Quando le file furono smaltite, la voce dall’alto riprese: «Adesso che abbiamo finito non resta che annunciare gli effetti…» il tono si era fatto solenne, «siamo spiacenti per il dolore provocato ma non sarà mai tanto terribile quanto una terra che muore soffocata dalle sue stesse mani, a Dio spetterà il giudizio definitivo sulle nostre azioni».

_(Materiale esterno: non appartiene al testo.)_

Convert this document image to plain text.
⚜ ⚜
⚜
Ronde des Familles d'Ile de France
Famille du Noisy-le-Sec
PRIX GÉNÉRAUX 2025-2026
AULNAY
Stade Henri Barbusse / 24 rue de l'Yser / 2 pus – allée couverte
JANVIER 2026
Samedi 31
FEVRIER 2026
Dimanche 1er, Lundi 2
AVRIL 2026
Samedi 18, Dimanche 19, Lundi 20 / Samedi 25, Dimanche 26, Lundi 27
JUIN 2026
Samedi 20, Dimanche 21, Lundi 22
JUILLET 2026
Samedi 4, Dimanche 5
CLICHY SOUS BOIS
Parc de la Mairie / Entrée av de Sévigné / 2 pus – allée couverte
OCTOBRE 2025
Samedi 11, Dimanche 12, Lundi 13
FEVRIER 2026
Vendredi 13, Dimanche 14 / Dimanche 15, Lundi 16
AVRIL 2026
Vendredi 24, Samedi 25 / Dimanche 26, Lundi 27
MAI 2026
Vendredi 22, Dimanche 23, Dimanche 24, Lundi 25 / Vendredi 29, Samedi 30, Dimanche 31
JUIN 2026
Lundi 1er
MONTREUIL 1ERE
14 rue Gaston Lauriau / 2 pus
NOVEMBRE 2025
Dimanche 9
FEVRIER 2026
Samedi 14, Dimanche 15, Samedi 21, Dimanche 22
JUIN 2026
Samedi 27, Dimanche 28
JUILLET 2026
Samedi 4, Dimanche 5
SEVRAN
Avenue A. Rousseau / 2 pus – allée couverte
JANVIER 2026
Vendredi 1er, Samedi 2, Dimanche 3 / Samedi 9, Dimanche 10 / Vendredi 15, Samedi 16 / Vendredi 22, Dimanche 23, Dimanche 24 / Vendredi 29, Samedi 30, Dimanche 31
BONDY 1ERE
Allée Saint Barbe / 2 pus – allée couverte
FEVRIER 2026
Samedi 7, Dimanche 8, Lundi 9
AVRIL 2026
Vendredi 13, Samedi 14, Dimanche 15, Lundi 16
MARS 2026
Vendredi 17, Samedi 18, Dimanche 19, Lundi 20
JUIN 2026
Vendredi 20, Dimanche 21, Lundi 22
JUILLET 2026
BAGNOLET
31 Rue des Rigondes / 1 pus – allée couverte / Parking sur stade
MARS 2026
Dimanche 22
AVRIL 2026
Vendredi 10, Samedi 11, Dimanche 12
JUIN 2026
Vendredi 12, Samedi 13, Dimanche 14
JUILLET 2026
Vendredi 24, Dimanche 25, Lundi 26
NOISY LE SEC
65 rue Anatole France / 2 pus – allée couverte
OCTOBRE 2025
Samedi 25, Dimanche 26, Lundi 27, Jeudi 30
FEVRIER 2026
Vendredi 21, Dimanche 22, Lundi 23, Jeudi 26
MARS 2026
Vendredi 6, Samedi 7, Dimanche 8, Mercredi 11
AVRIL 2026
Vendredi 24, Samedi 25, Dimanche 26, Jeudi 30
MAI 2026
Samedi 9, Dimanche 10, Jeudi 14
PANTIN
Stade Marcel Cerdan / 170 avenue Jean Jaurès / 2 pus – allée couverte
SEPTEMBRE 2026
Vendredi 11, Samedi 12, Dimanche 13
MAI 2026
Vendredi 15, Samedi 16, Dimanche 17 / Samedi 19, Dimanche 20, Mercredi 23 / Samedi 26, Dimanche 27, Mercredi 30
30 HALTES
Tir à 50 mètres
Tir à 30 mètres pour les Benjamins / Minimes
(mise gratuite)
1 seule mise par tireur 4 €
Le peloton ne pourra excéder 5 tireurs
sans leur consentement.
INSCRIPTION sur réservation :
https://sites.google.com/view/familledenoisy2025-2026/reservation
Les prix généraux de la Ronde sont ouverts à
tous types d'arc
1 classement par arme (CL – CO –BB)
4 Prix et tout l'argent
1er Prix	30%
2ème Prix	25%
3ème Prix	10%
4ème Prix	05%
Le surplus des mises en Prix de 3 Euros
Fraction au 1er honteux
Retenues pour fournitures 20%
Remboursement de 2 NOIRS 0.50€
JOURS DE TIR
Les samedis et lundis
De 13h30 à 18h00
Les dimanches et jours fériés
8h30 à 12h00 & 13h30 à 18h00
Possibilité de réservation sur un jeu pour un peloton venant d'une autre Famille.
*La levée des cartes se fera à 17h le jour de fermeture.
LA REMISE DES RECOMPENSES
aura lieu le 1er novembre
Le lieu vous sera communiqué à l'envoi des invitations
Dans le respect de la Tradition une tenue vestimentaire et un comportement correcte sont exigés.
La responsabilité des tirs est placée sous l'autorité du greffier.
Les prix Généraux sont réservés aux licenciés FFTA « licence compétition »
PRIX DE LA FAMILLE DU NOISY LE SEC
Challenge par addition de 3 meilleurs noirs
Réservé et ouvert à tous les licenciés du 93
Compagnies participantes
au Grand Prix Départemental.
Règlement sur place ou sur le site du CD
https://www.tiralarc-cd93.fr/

Gli incappucciati si inginocchiarono, stettero immobili qualche minuto, poi si rialzarono e la voce riprese con il tono allegro: «quindi: gli appartenenti al primo gruppo passeranno qualche giorno in sofferenza per poi riacquistare la salute, che è purtroppo vincolata a una clausola che a partire da questo momento li bandisce da qualsiasi attività politica, pegno una letale, sicura ricaduta: tecnicamente parlando sono condannati all’interdizione perpetua dai pubblici uffici. Gli appartenenti al secondo gruppo, gli assolti, cui facciamo i nostri auguri, saranno gli unici a lasciare il Palazzo sulle loro gambe. Quelli del terzo e ultimo gruppo, i condannati al massimo della pena, entro l’alba porgeranno i nostri saluti a San Paolo o più probabilmente al Demonio».
I deputati erano tornati ad ammassarsi sul fondo, alcuni cominciavano a stringersi la pancia o la gola.
«È stato un vero onore, grazie a tutti per la collaborazione! Così è deciso, il nostro disturbo è tolto!»
Gli incappucciati spensero le fiaccole, le sale del Duca di Montalto ripiombarono nell’oscurità.
I deputati rimasero in attesa, il silenzio rotto solo dai primi lamenti. Passati alcuni minuti qualcuno iniziò a muoversi: «Se ne sono andati?» sussurrò uno, «è finita?» chiese un altro, poi i pochi cellulari rimasti con batteria si accesero: gli incappucciati erano davvero spariti.
Allora tutti si precipitarono verso l’uscita, si accalcarono contro la porta trovandola ben chiusa, iniziarono a urlare, picchiare e mordere prima contro la porta poi tra loro, si accusarono l’un l’altro di aver scatenato la crudele vendetta.
Quando le porte furono riaperte, un fortissimo odore di vomito, sudore e sangue si riversò fuori appestando l’aria. Morti e feriti stavano accatastati gli uni sugli altri, nessuno in grado di camminare.